Part B comes as an optional coverage which commits members in to paying a monthly premium. When the beneficiary is automatically enrolled into Part A, they will have to decide if they want to be included in Medicare Part B as well. Part B insurance coverage pays for service and medical providers that Part A would not reimburse. Medicare Part B can also cover flu vaccinations, doctors visits, X-rays, lab tests, outpatient procedures and many more. The monthly premium for Part B was around $88.50 in 2006.

Part C

At the beginning of 1997 Part C was passed as a further option for Medicare members. Part C could replace Part A and B so that members could receive medical services through private insurance companies. In 2003 the private part was altered and named Medicare Advantage also known as MA Medicare insurance parts.

Part D

Medicare Part D was commissioned on the 1st January 2006. If the person was eligible to receive Part A and Part B then it would be possible to apply for Part D, a new prescription drug program.
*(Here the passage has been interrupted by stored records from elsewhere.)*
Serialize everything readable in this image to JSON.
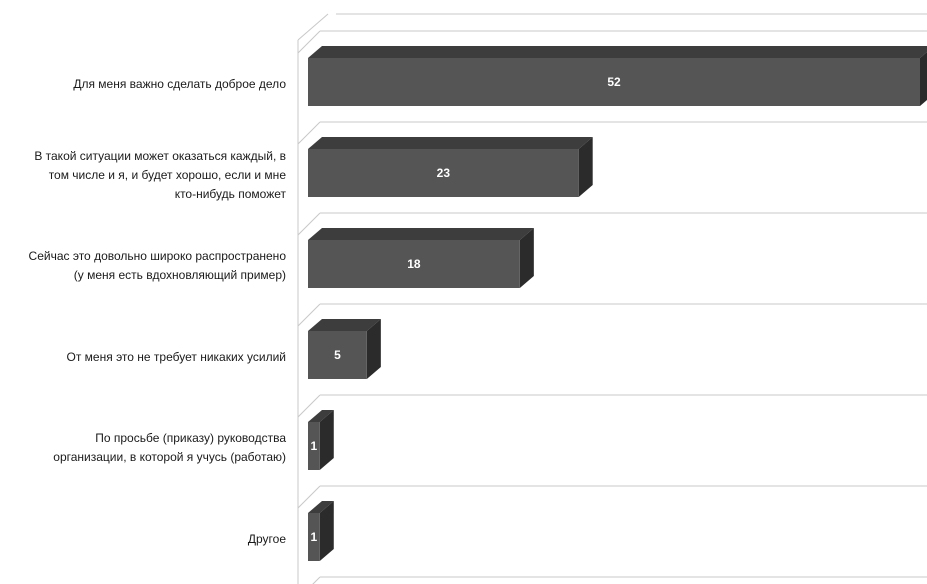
{
  "chart_data": {
    "type": "bar",
    "orientation": "horizontal",
    "style": "3d",
    "categories": [
      "Для меня важно сделать доброе дело",
      "В такой ситуации может оказаться каждый, в том числе и я, и будет хорошо, если и мне кто-нибудь поможет",
      "Сейчас это довольно широко распространено (у меня есть вдохновляющий пример)",
      "От меня это не требует никаких усилий",
      "По просьбе (приказу) руководства организации, в которой я учусь (работаю)",
      "Другое"
    ],
    "category_lines": [
      [
        "Для меня важно сделать доброе дело"
      ],
      [
        "В такой ситуации может оказаться каждый, в",
        "том числе и я, и будет хорошо, если и мне",
        "кто-нибудь поможет"
      ],
      [
        "Сейчас это довольно широко распространено",
        "(у меня есть вдохновляющий пример)"
      ],
      [
        "От меня это не требует никаких усилий"
      ],
      [
        "По просьбе (приказу) руководства",
        "организации, в которой я учусь (работаю)"
      ],
      [
        "Другое"
      ]
    ],
    "values": [
      52,
      23,
      18,
      5,
      1,
      1
    ],
    "data_labels": [
      "52",
      "23",
      "18",
      "5",
      "1",
      "1"
    ],
    "title": "",
    "xlabel": "",
    "ylabel": "",
    "xlim": [
      0,
      52
    ],
    "grid": true,
    "legend": "none",
    "colors": {
      "bar_front": "#555555",
      "bar_top": "#3d3d3d",
      "bar_side": "#2b2b2b",
      "grid": "#c8c8c8",
      "label_on_bar": "#ffffff"
    }
  }
}
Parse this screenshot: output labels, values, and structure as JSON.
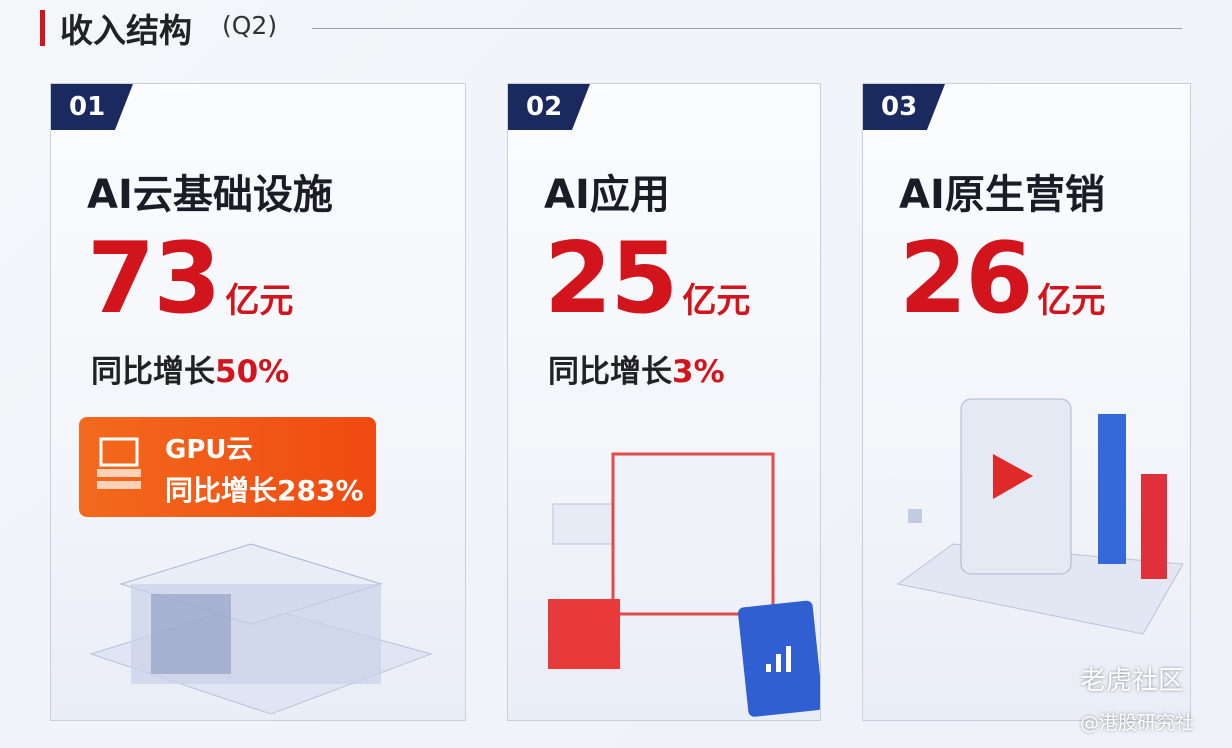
{
  "header": {
    "title": "收入结构",
    "period": "(Q2)"
  },
  "cards": [
    {
      "index": "01",
      "name": "AI云基础设施",
      "value": "73",
      "unit": "亿元",
      "growth_label": "同比增长",
      "growth": "50%",
      "badge": {
        "title": "GPU云",
        "growth_label": "同比增长",
        "growth": "283%"
      }
    },
    {
      "index": "02",
      "name": "AI应用",
      "value": "25",
      "unit": "亿元",
      "growth_label": "同比增长",
      "growth": "3%"
    },
    {
      "index": "03",
      "name": "AI原生营销",
      "value": "26",
      "unit": "亿元"
    }
  ],
  "watermarks": [
    "老虎社区",
    "@港股研究社"
  ]
}
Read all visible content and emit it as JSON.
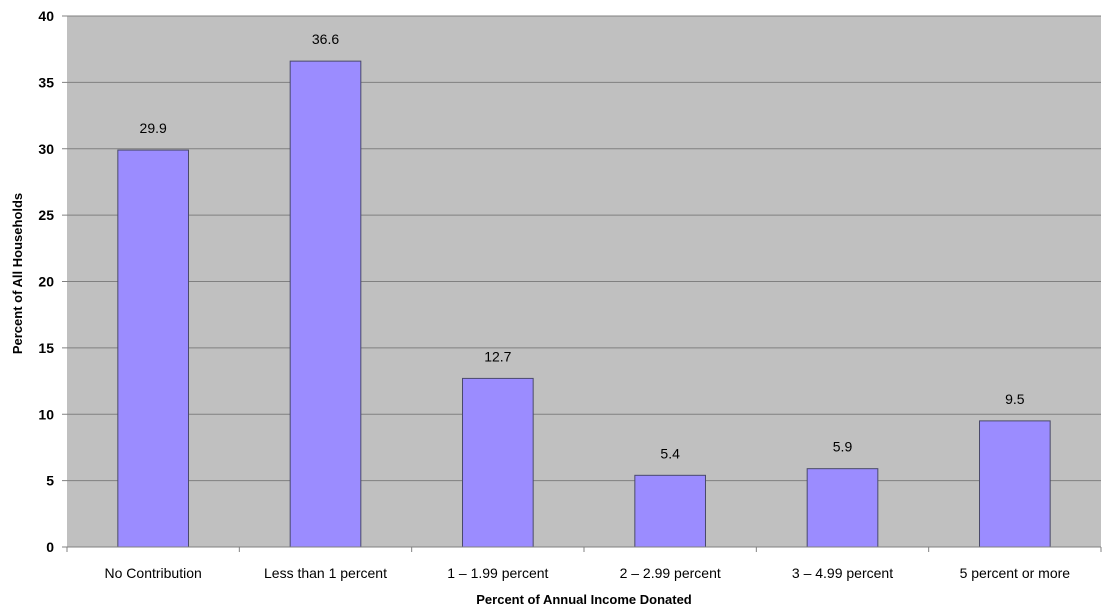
{
  "chart_data": {
    "type": "bar",
    "title": "",
    "xlabel": "Percent of Annual Income Donated",
    "ylabel": "Percent of All Households",
    "categories": [
      "No Contribution",
      "Less than 1 percent",
      "1 – 1.99 percent",
      "2 – 2.99 percent",
      "3 – 4.99 percent",
      "5 percent or more"
    ],
    "values": [
      29.9,
      36.6,
      12.7,
      5.4,
      5.9,
      9.5
    ],
    "data_labels": [
      "29.9",
      "36.6",
      "12.7",
      "5.4",
      "5.9",
      "9.5"
    ],
    "ylim": [
      0,
      40
    ],
    "yticks": [
      0,
      5,
      10,
      15,
      20,
      25,
      30,
      35,
      40
    ],
    "ytick_labels": [
      "0",
      "5",
      "10",
      "15",
      "20",
      "25",
      "30",
      "35",
      "40"
    ],
    "grid": true,
    "legend": "none",
    "colors": {
      "bar_fill": "#9b8cff",
      "bar_stroke": "#4a4a6a",
      "plot_background": "#c0c0c0",
      "gridline": "#808080"
    }
  }
}
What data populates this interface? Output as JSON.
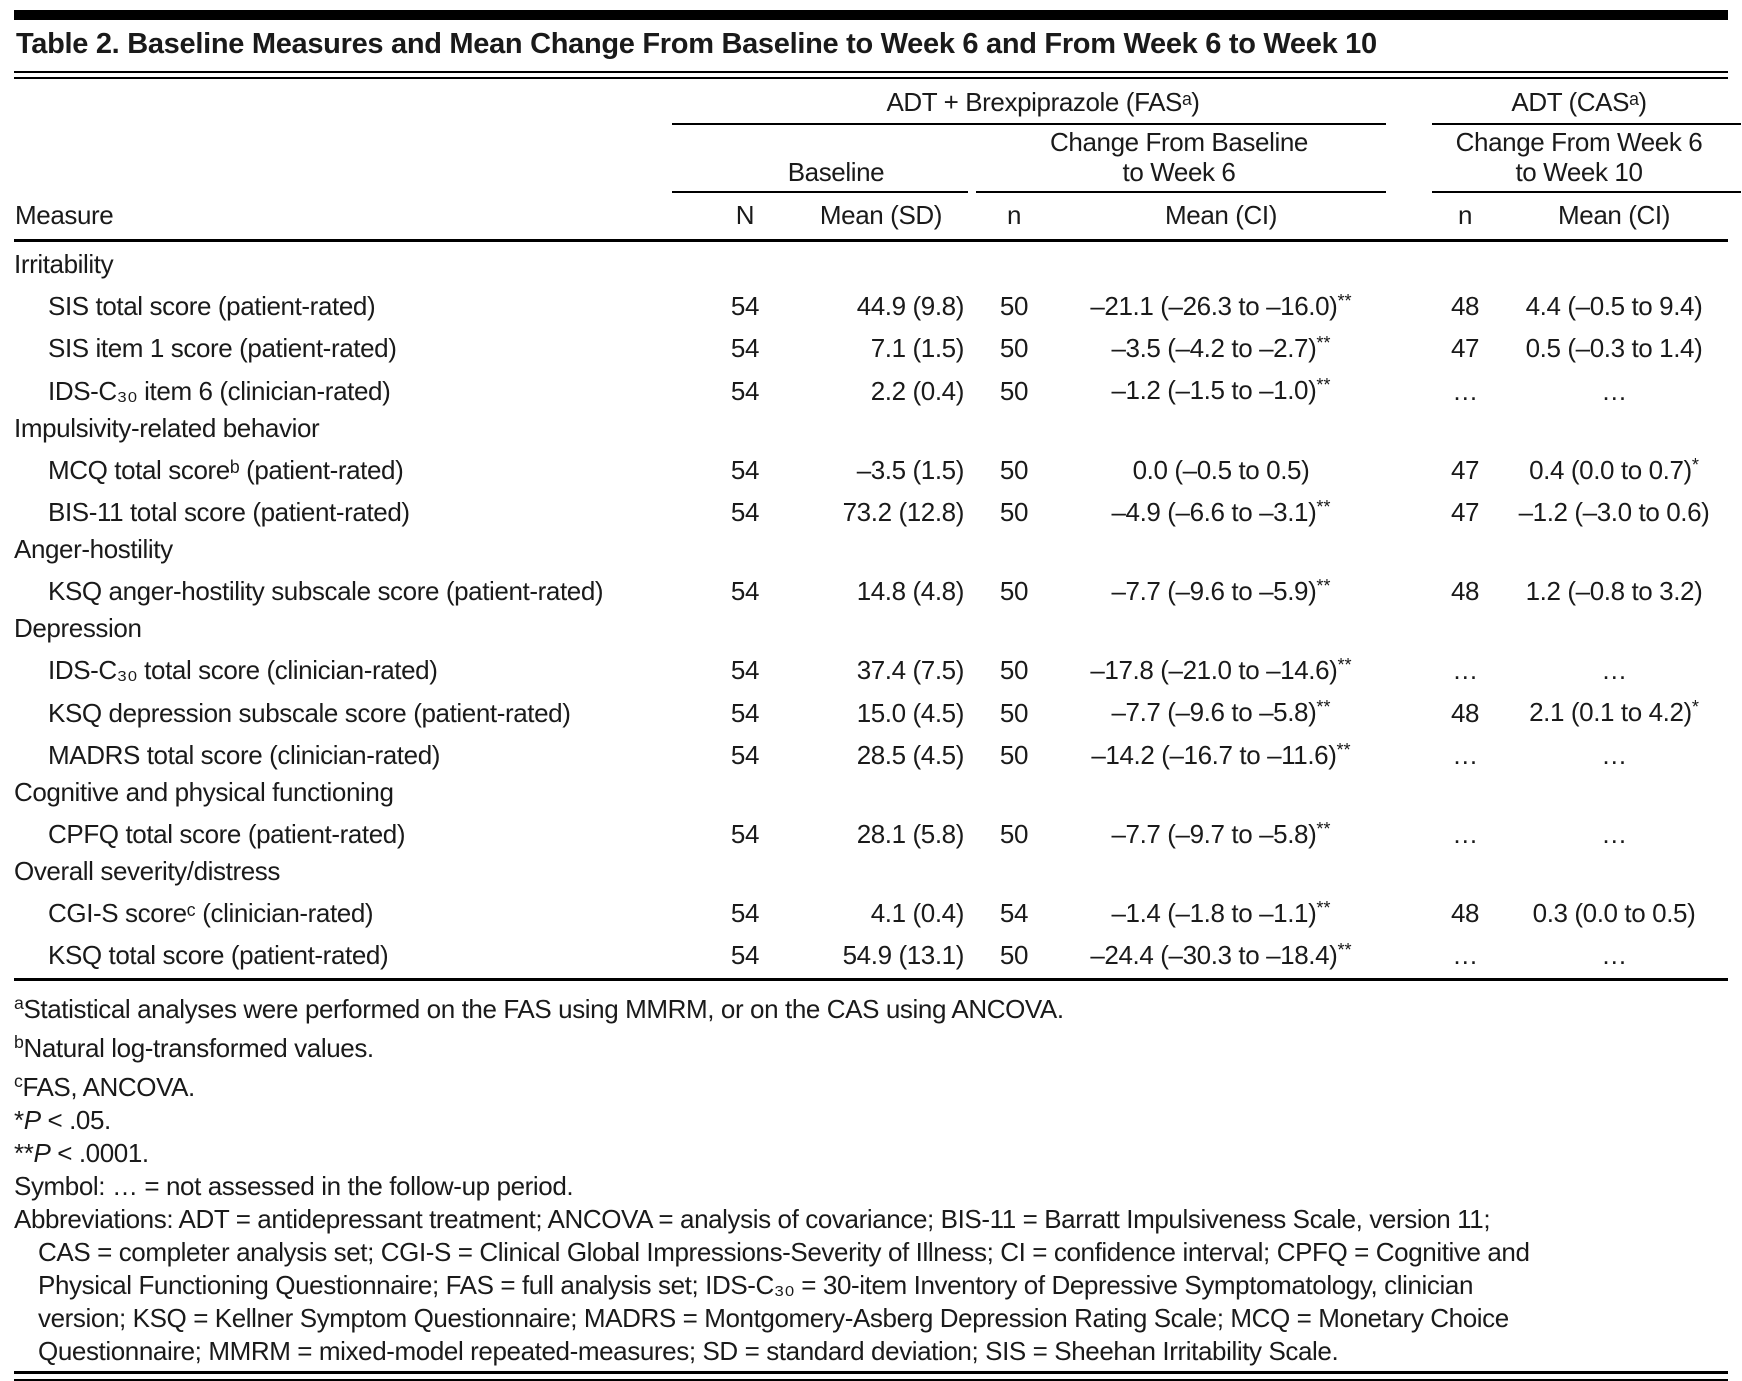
{
  "title": "Table 2. Baseline Measures and Mean Change From Baseline to Week 6 and From Week 6 to Week 10",
  "header": {
    "measure": "Measure",
    "group1": "ADT + Brexpiprazole (FASᵃ)",
    "group2": "ADT (CASᵃ)",
    "sub_baseline": "Baseline",
    "sub_change6": "Change From Baseline\nto Week 6",
    "sub_change10": "Change From Week 6\nto Week 10",
    "col_N": "N",
    "col_mean_sd": "Mean (SD)",
    "col_n6": "n",
    "col_mean_ci6": "Mean (CI)",
    "col_n10": "n",
    "col_mean_ci10": "Mean (CI)"
  },
  "table": {
    "rows": [
      {
        "type": "section",
        "label": "Irritability"
      },
      {
        "type": "data",
        "label": "SIS total score (patient-rated)",
        "n1": "54",
        "mean_sd": "44.9 (9.8)",
        "n2": "50",
        "mean_ci6": "–21.1 (–26.3 to –16.0)**",
        "n3": "48",
        "mean_ci10": "4.4 (–0.5 to 9.4)"
      },
      {
        "type": "data",
        "label": "SIS item 1 score (patient-rated)",
        "n1": "54",
        "mean_sd": "7.1 (1.5)",
        "n2": "50",
        "mean_ci6": "–3.5 (–4.2 to –2.7)**",
        "n3": "47",
        "mean_ci10": "0.5 (–0.3 to 1.4)"
      },
      {
        "type": "data",
        "label": "IDS-C₃₀ item 6 (clinician-rated)",
        "n1": "54",
        "mean_sd": "2.2 (0.4)",
        "n2": "50",
        "mean_ci6": "–1.2 (–1.5 to –1.0)**",
        "n3": "…",
        "mean_ci10": "…"
      },
      {
        "type": "section",
        "label": "Impulsivity-related behavior"
      },
      {
        "type": "data",
        "label": "MCQ total scoreᵇ (patient-rated)",
        "n1": "54",
        "mean_sd": "–3.5 (1.5)",
        "n2": "50",
        "mean_ci6": "0.0 (–0.5 to 0.5)",
        "n3": "47",
        "mean_ci10": "0.4 (0.0 to 0.7)*"
      },
      {
        "type": "data",
        "label": "BIS-11 total score (patient-rated)",
        "n1": "54",
        "mean_sd": "73.2 (12.8)",
        "n2": "50",
        "mean_ci6": "–4.9 (–6.6 to –3.1)**",
        "n3": "47",
        "mean_ci10": "–1.2 (–3.0 to 0.6)"
      },
      {
        "type": "section",
        "label": "Anger-hostility"
      },
      {
        "type": "data",
        "label": "KSQ anger-hostility subscale score (patient-rated)",
        "n1": "54",
        "mean_sd": "14.8 (4.8)",
        "n2": "50",
        "mean_ci6": "–7.7 (–9.6 to –5.9)**",
        "n3": "48",
        "mean_ci10": "1.2 (–0.8 to 3.2)"
      },
      {
        "type": "section",
        "label": "Depression"
      },
      {
        "type": "data",
        "label": "IDS-C₃₀ total score (clinician-rated)",
        "n1": "54",
        "mean_sd": "37.4 (7.5)",
        "n2": "50",
        "mean_ci6": "–17.8 (–21.0 to –14.6)**",
        "n3": "…",
        "mean_ci10": "…"
      },
      {
        "type": "data",
        "label": "KSQ depression subscale score (patient-rated)",
        "n1": "54",
        "mean_sd": "15.0 (4.5)",
        "n2": "50",
        "mean_ci6": "–7.7 (–9.6 to –5.8)**",
        "n3": "48",
        "mean_ci10": "2.1 (0.1 to 4.2)*"
      },
      {
        "type": "data",
        "label": "MADRS total score (clinician-rated)",
        "n1": "54",
        "mean_sd": "28.5 (4.5)",
        "n2": "50",
        "mean_ci6": "–14.2 (–16.7 to –11.6)**",
        "n3": "…",
        "mean_ci10": "…"
      },
      {
        "type": "section",
        "label": "Cognitive and physical functioning"
      },
      {
        "type": "data",
        "label": "CPFQ total score (patient-rated)",
        "n1": "54",
        "mean_sd": "28.1 (5.8)",
        "n2": "50",
        "mean_ci6": "–7.7 (–9.7 to –5.8)**",
        "n3": "…",
        "mean_ci10": "…"
      },
      {
        "type": "section",
        "label": "Overall severity/distress"
      },
      {
        "type": "data",
        "label": "CGI-S scoreᶜ (clinician-rated)",
        "n1": "54",
        "mean_sd": "4.1 (0.4)",
        "n2": "54",
        "mean_ci6": "–1.4 (–1.8 to –1.1)**",
        "n3": "48",
        "mean_ci10": "0.3 (0.0 to 0.5)"
      },
      {
        "type": "data",
        "label": "KSQ total score (patient-rated)",
        "n1": "54",
        "mean_sd": "54.9 (13.1)",
        "n2": "50",
        "mean_ci6": "–24.4 (–30.3 to –18.4)**",
        "n3": "…",
        "mean_ci10": "…"
      }
    ]
  },
  "footnotes": {
    "a": {
      "marker": "a",
      "text": "Statistical analyses were performed on the FAS using MMRM, or on the CAS using ANCOVA."
    },
    "b": {
      "marker": "b",
      "text": "Natural log-transformed values."
    },
    "c": {
      "marker": "c",
      "text": "FAS, ANCOVA."
    },
    "p05": {
      "marker": "*",
      "italic": "P",
      "text": " < .05."
    },
    "p0001": {
      "marker": "**",
      "italic": "P",
      "text": " < .0001."
    },
    "symbol": "Symbol: … = not assessed in the follow-up period.",
    "abbreviations": [
      "Abbreviations: ADT = antidepressant treatment; ANCOVA = analysis of covariance; BIS-11 = Barratt Impulsiveness Scale, version 11;",
      "CAS = completer analysis set; CGI-S = Clinical Global Impressions-Severity of Illness; CI = confidence interval; CPFQ = Cognitive and",
      "Physical Functioning Questionnaire; FAS = full analysis set; IDS-C₃₀ = 30-item Inventory of Depressive Symptomatology, clinician",
      "version; KSQ = Kellner Symptom Questionnaire; MADRS = Montgomery-Asberg Depression Rating Scale; MCQ = Monetary Choice",
      "Questionnaire; MMRM = mixed-model repeated-measures; SD = standard deviation; SIS = Sheehan Irritability Scale."
    ]
  }
}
Part D made it possible for existing members to receive prescription drugs through private insurers. Like Part B the member would have to commit to monthly premium payments to receive Part D, if they wanted to receive the benefit of less prescription costs. A big problem with Part D is that there are a lot of restrictions for the various private insurance prescription drug parts leading to a large number of bewildered members.

It is estimated that by 2018 Medicare could actually go bankrupt. With better medical services there is a much higher percentage of people living to retirement. This puts a great deal of pressure on the Medicare program as more people are retiring than workers are getting taxed for.

The figures for 2005 were around 42.5 million members enrolled in Medicare insurance. By 2031 it is estimated this number will explode to around 77 million members! This is said to be partly from the “baby boom” generation all retiring and joining Medicare around the same time. Medicare is a handy insurance program for the elderly now, but will it still be around for the younger generation?